Wisatawan dalam dan luar negri bisa menikmati bentang alam yang mengelilingi embung, salah satu magnet wisata di sana. Nglanggeran yang tahun 2018 dinobatkan sebagai salah satu Desa Wisata Terbaik se-Asean ini terus dikembangkan salah satunya melalui program-program wisata yang berbasis edukasi dan budaya.
“Kehadiran NYIA akan sangat membantu kepariwisataan DIY. Jadi kami sangat mendukung kehadiran fasilitas bandara baru di Jogja yang akan semakin baik,” kata Sugeng.
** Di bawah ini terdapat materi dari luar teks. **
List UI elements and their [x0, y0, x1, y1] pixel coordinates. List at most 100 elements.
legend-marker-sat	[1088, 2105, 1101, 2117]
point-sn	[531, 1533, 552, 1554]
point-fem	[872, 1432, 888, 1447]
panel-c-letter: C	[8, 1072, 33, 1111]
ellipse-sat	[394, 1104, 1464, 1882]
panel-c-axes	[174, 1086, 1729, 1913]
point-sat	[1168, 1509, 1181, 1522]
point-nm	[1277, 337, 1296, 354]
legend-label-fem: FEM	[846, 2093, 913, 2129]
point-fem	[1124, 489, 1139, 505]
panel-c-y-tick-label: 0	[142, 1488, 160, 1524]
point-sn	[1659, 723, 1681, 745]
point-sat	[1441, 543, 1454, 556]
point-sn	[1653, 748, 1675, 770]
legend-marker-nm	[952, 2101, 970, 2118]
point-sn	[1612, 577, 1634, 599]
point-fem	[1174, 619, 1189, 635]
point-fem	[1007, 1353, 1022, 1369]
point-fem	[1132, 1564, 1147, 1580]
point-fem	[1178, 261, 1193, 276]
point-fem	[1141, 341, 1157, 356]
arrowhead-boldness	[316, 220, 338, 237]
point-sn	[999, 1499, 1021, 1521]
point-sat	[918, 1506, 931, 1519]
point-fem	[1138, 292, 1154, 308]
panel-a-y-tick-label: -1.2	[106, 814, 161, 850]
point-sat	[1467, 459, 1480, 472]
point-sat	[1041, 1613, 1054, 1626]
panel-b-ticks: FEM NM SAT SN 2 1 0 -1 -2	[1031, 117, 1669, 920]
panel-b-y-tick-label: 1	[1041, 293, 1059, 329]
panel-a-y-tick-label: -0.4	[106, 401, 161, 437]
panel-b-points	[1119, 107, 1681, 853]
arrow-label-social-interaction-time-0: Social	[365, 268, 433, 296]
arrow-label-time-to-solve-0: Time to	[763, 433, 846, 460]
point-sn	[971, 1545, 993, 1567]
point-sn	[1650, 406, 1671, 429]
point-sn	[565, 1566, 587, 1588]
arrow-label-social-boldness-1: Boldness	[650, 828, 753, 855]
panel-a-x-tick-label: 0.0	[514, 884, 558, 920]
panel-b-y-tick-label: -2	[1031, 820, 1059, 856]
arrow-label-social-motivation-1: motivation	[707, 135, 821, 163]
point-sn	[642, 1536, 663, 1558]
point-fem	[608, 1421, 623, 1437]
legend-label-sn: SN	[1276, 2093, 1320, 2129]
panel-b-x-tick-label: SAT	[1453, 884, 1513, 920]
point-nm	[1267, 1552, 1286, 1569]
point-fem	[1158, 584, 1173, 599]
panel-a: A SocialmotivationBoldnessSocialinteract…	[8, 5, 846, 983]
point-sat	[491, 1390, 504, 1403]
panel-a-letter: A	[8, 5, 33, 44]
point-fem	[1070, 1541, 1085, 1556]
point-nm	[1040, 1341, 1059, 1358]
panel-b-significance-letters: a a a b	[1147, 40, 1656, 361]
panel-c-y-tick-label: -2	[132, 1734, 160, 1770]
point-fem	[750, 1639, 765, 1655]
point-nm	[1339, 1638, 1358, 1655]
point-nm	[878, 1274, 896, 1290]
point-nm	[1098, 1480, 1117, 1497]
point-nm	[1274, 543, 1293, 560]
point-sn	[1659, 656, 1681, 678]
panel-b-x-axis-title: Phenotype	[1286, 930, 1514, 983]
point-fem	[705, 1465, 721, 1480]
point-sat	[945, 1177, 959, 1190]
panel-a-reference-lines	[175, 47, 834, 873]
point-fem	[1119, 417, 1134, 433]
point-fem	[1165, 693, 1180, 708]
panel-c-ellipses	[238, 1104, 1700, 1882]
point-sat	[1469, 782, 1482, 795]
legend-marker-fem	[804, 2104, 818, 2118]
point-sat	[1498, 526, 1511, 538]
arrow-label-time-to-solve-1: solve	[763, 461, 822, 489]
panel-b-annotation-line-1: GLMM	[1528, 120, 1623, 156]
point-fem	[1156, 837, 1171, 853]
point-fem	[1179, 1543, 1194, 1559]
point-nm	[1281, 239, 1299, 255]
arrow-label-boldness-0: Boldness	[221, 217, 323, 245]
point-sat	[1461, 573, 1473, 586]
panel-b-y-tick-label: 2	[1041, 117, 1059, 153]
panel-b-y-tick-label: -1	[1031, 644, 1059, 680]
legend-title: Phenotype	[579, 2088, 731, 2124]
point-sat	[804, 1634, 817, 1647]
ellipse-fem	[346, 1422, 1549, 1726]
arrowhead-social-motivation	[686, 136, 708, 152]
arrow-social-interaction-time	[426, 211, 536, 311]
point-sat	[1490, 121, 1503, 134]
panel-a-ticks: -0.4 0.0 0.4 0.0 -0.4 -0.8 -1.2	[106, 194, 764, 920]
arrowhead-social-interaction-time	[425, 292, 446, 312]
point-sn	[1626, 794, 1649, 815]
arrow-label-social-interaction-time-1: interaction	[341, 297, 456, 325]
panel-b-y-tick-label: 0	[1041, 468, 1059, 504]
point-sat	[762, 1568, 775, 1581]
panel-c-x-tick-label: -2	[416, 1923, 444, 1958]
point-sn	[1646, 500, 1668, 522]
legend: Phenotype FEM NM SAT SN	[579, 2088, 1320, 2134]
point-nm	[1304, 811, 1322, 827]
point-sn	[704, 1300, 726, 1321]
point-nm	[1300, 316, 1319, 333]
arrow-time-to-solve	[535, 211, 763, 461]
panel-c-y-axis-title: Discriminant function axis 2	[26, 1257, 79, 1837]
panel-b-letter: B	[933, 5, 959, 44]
Kehadiran bandara dan underpass yang dijadwalkan beroperasi akhir tahun 2019 ini disikapi dengan meningkatkan kompetensi masyarakat desa terutama para pengelola untuk meningkatkan pelayanan.
“Jadi kami pengelola Desa Wisata Nglanggeran juga harus terus melakukan inovasi mengembangkan diri sebagai desa wisata 4.0 dengan penggunaan digital dan IT untuk meningkatkan pelayanan,” jelasnya.
Dengan Industri 4.0 maka produk Desa Wisara Nglanggeran harus berorientasi pada pelanggan. Orang dan objek / perangkat pintar harus dapat terhubung secara efisien melalui Internet untuk membuat produk berdasarkan spesifikasi pelanggan.
“Wisatawan yang datang semula kalangan milenial tingkat lokal dan nasional tapi dengan berbagai penghargaan kini yang datang juga naik kelas dari tingkat ASEAN bahkan tingkat Dunia. Oleh karena itu kami harus meningkatkan diri di era digitalisasi,” tegas Sugeng.